A team from the University of West Attica in Greece has proposed that nicotine may be responsible for the stark difference between the percentage of Covid-19 patients who are smokers and smoking prevalence in the general population.
The current theory is that nicotine might alter how our bodies respond to Covid-19 infection. A 2011 study from the University of Brighton in the UK exposed laboratory mice to fragments of bacteria to induce lung injury and inflammation. The mice showed lower levels of inflammation when treated with nicotine.
This nicotine connection is currently unsupported by real-world experimental data, but is a new avenue for research.
Findings should be interpreted with caution
As a team from the University of Sydney’s School of Public Health in Australia points out, we need to interpret all of these results with caution. Bias or a distortion due to some unaccounted-for error may play a role in why we’re seeing these unexpected results.
First among these is selection bias, meaning that the samples in these studies aren’t truly random. A sample may consist of people disproportionately less likely to be smokers. This includes health care workers, who are at higher risk of catching Covid-19 “but usually show lower prevalence of current smoking”. Many of these studies had incomplete datasets and sample sizes had to be drastically cut because smoking status was not recorded for many patients.

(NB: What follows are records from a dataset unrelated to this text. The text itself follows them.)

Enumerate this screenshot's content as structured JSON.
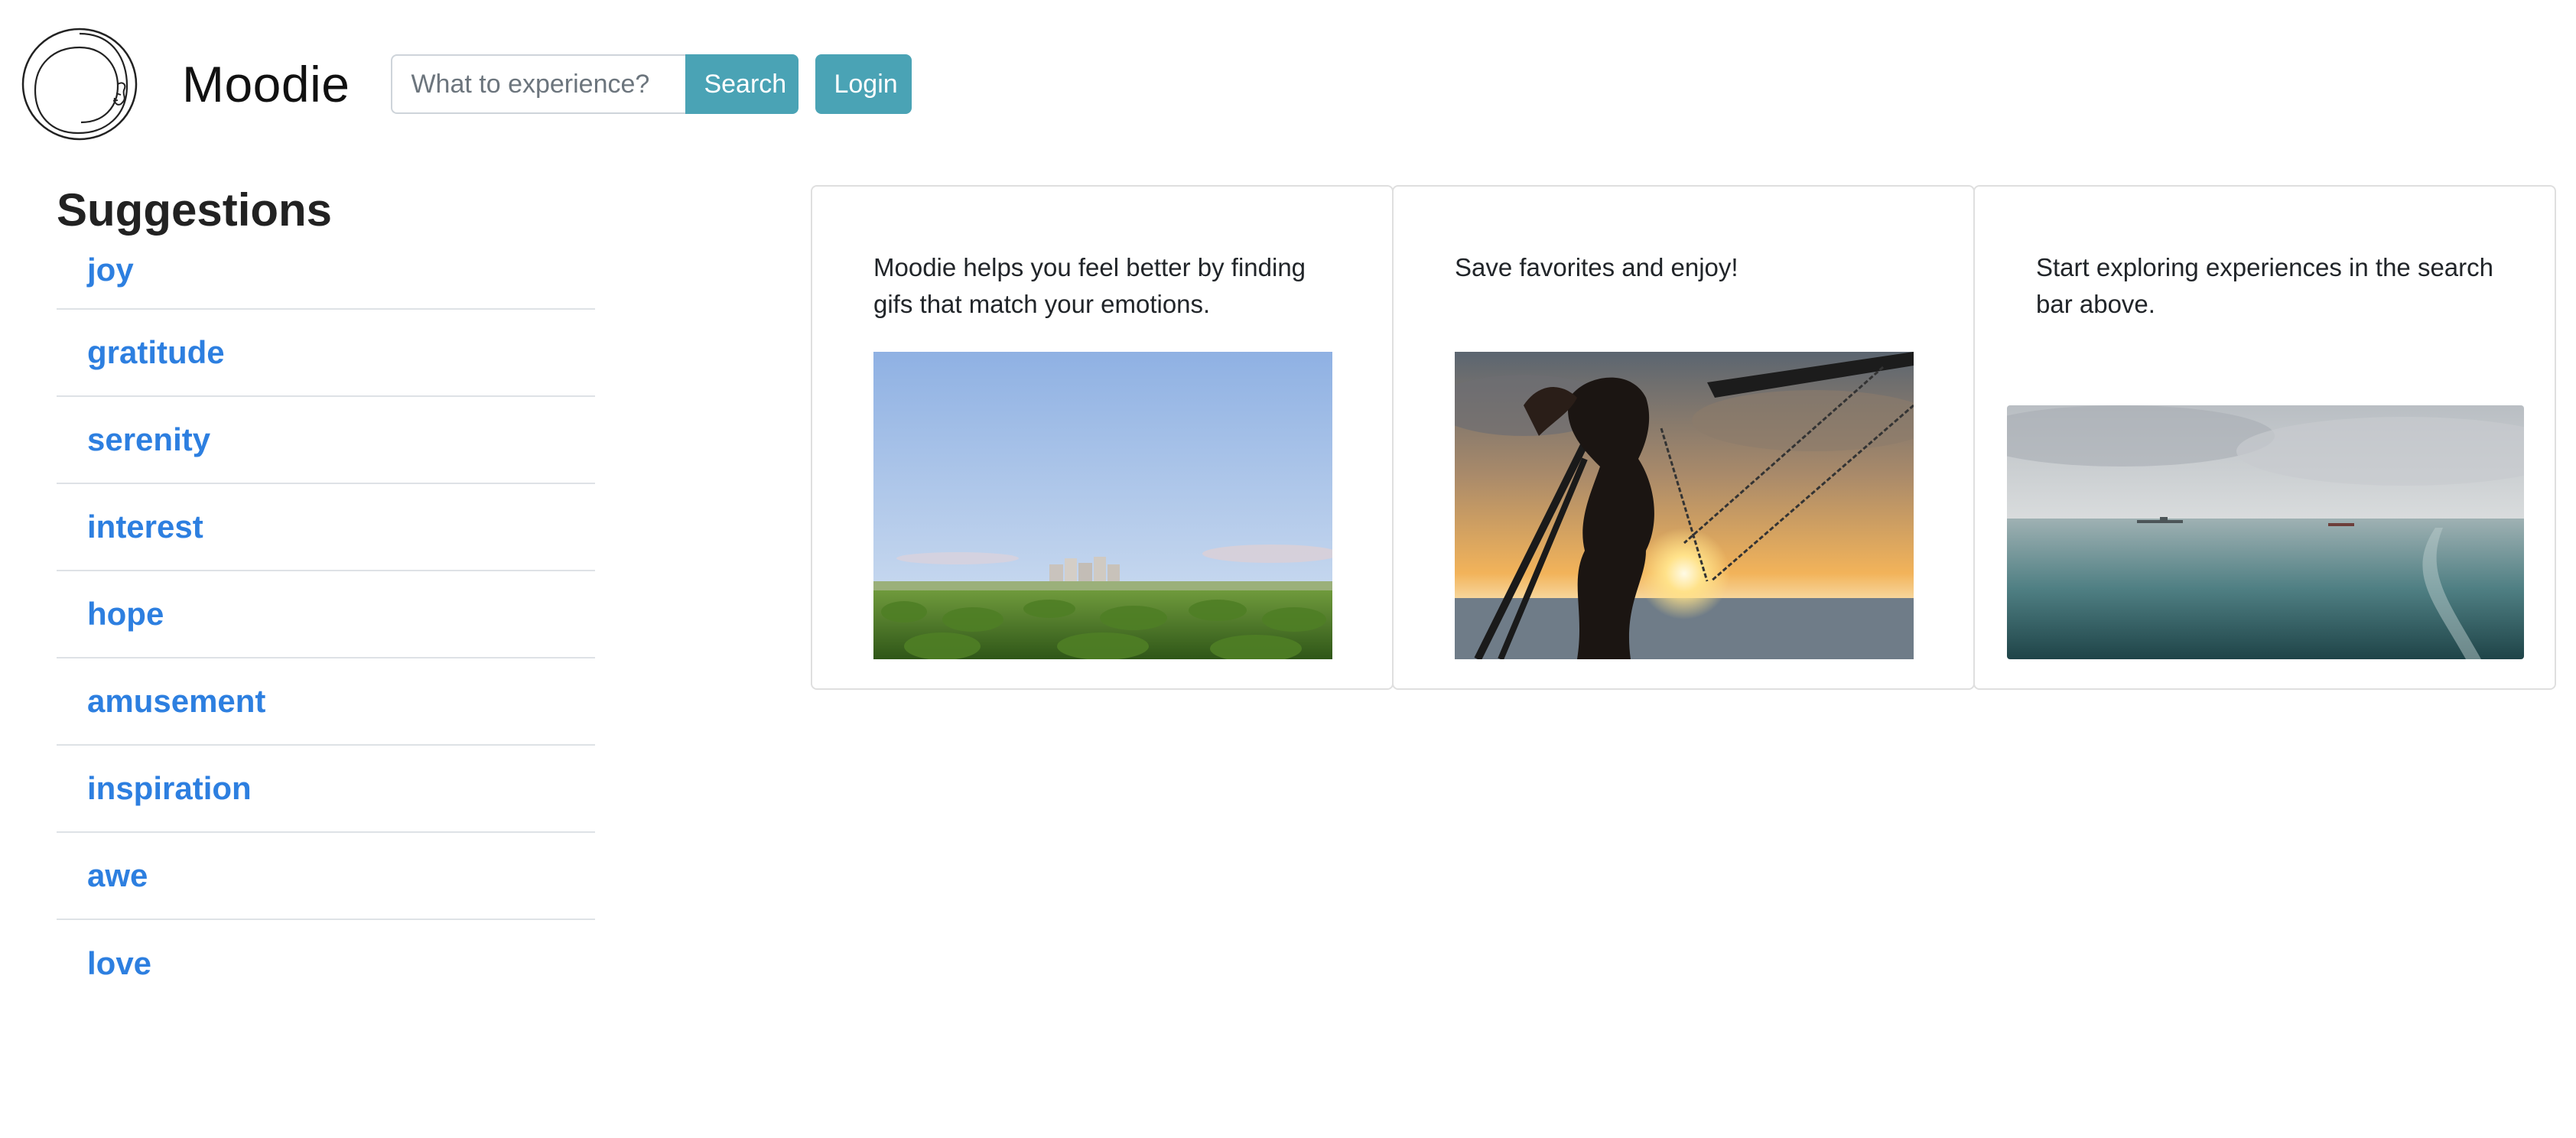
{
  "brand": {
    "name": "Moodie"
  },
  "search": {
    "placeholder": "What to experience?",
    "button_label": "Search"
  },
  "login": {
    "label": "Login"
  },
  "suggestions": {
    "title": "Suggestions",
    "items": [
      "joy",
      "gratitude",
      "serenity",
      "interest",
      "hope",
      "amusement",
      "inspiration",
      "awe",
      "love"
    ]
  },
  "cards": [
    {
      "text": "Moodie helps you feel better by finding gifs that match your emotions.",
      "image": "field-with-city-skyline"
    },
    {
      "text": "Save favorites and enjoy!",
      "image": "girl-on-swing-at-sunset"
    },
    {
      "text": "Start exploring experiences in the search bar above.",
      "image": "calm-sea-with-ships"
    }
  ],
  "colors": {
    "accent_button": "#4aa3b5",
    "link": "#2d7fe0",
    "card_border": "#dfdfdf"
  }
}
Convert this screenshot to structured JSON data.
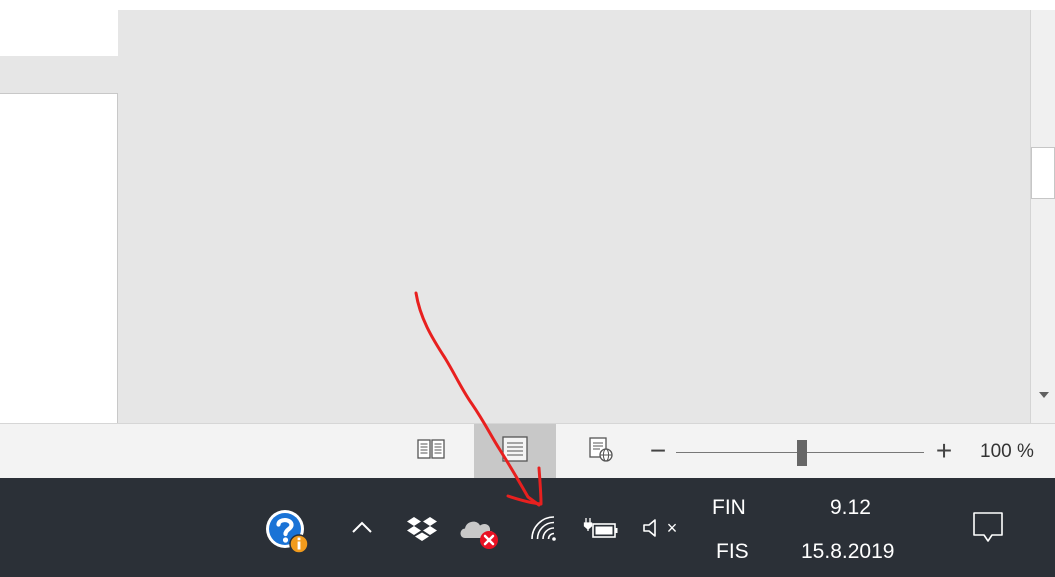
{
  "status_bar": {
    "views": [
      {
        "name": "read-mode",
        "icon": "book-icon"
      },
      {
        "name": "print-layout",
        "icon": "page-layout-icon",
        "active": true
      },
      {
        "name": "web-layout",
        "icon": "web-page-icon"
      }
    ],
    "zoom": {
      "minus_label": "−",
      "plus_label": "+",
      "level_text": "100 %",
      "level_percent": 100
    }
  },
  "taskbar": {
    "tray_icons": [
      "help-info-icon",
      "show-hidden-icons-chevron",
      "dropbox-icon",
      "onedrive-error-icon",
      "wifi-icon",
      "battery-charging-icon",
      "speaker-muted-icon"
    ],
    "chevron_glyph": "^",
    "muted_glyph": "×",
    "language": {
      "top": "FIN",
      "bottom": "FIS"
    },
    "clock": {
      "time": "9.12",
      "date": "15.8.2019"
    }
  },
  "colors": {
    "taskbar_bg": "#2b3037",
    "canvas_gray": "#e6e6e6",
    "status_bg": "#f3f3f3",
    "annotation_red": "#e8201f",
    "help_blue": "#1a73d6",
    "warning_orange": "#f29b1c",
    "error_red": "#e81123"
  }
}
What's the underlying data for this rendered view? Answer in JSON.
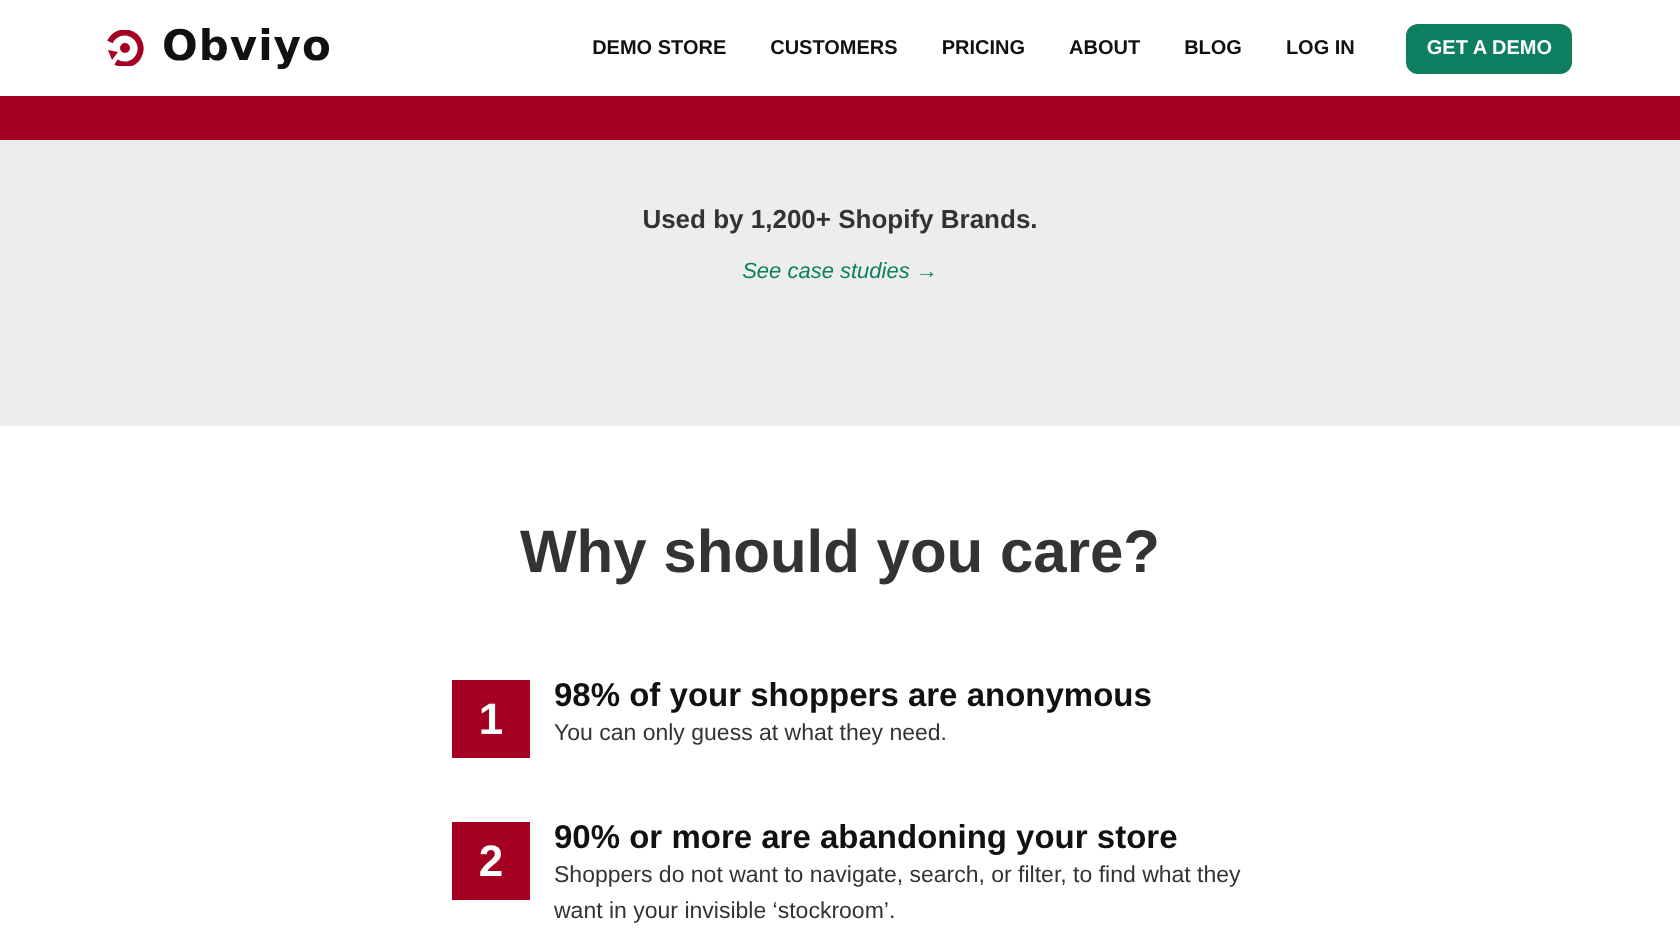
{
  "logo": {
    "text": "Obviyo"
  },
  "nav": {
    "links": [
      "DEMO STORE",
      "CUSTOMERS",
      "PRICING",
      "ABOUT",
      "BLOG",
      "LOG IN"
    ],
    "cta": "GET A DEMO"
  },
  "proof": {
    "text": "Used by 1,200+ Shopify Brands.",
    "link": "See case studies →"
  },
  "reasons": {
    "heading": "Why should you care?",
    "items": [
      {
        "number": "1",
        "title": "98% of your shoppers are anonymous",
        "text": "You can only guess at what they need."
      },
      {
        "number": "2",
        "title": "90% or more are abandoning your store",
        "text": "Shoppers do not want to navigate, search, or filter, to find what they want in your invisible ‘stockroom’."
      }
    ]
  }
}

Social desirability bias may cause people to deny smoking. Patients may wish to be seen as making good decisions when it comes to their health. As a doctor in South Africa, I have experienced many patients reporting their smoking status incorrectly when being tested for Covid-19. In cases where someone has not smoked for a few days, they may report this as having “quit”. If not interrogated it may be recorded on their file.
Lastly, as mentioned above, many of these papers are still undergoing peer review, and await final approval before being published formally. While they provide new, interesting areas to explore they should be interpreted with caution – especially by those using them to justify health regulations.
Petrie Jansen van Vuuren is a medical doctor based in Gauteng, with a postgraduate background in human physiology research at the University of Pretoria.